March 2020

By New England standards, this has been a mild winter so far. Yet, as the seasoned weather-watchers among us know, capricious March could end that trend with swift and heartless ease, leaving all inhabitants – human and otherwise – to suddenly (as poet Louise Berliner sagely reminds us) “ navigate familiar territory gone solid.”

Afternoon at Great Meadows and

by Louise Berliner

two swans stroll

on caramelized water

like prophets,

all leg and neck,

inspecting a beaver lodge. 

  each step makes a satisfying crack,

their unwieldy height forcing a slow motion waddle

as they navigate familiar territory gone solid.

 they pace counterclockwise, puzzled,

perhaps wondering why the beavers don’t invite them in.

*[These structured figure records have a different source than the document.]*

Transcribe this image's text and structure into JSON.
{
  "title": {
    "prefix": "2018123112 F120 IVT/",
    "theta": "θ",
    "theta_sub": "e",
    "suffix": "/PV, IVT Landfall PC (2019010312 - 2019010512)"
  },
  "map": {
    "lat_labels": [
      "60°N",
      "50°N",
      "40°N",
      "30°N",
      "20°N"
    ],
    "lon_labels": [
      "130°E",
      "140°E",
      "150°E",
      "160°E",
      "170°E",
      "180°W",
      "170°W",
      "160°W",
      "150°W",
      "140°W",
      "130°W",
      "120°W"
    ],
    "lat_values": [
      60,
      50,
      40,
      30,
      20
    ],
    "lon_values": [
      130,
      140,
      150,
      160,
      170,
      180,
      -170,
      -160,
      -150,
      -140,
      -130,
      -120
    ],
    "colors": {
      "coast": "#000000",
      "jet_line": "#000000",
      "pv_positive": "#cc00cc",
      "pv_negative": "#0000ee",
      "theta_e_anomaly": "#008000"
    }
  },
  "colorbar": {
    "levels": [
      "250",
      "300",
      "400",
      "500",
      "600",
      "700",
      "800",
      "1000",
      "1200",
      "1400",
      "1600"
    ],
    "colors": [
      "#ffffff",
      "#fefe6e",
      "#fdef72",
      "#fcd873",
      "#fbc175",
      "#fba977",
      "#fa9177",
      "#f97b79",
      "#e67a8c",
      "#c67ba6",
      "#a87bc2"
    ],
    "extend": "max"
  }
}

hot chocolate might be nice.

 someone’s foot crashes through

it’s loud  and there’s a belly-flop—

proper swan pose at last.

  they turn fleet, the first inching

her prow among the icebergs

followed by her pal,

who savors the cleared path.

 they run aground,

step up again to the surface,

shake out their giant handkerchiefs.

  they could fly but

some memory tethers them to the tundra

summer, perhaps,

just below the surface,

perfect in grasses, worms, frogs.

Louise Berliner is a word wrestler and thread twister. She makes sculptures of words that sometimes look like poems or novels,  and  characters  made of waxed linen, misc. threads, beads, buttons  and fabrics. Her writing  has appeared in  VQR, Porter Gulch Review,   Ibbetson Review, The Mom Egg, Sacred Fire,  and various chapbook collections.  Her first book , Texas Guinan, Queen of the Night Clubs,  written in part thanks to an NEH grant, was a biography of a Roaring ‘20s night club hostess famous for saying “Hello, Suckers!”.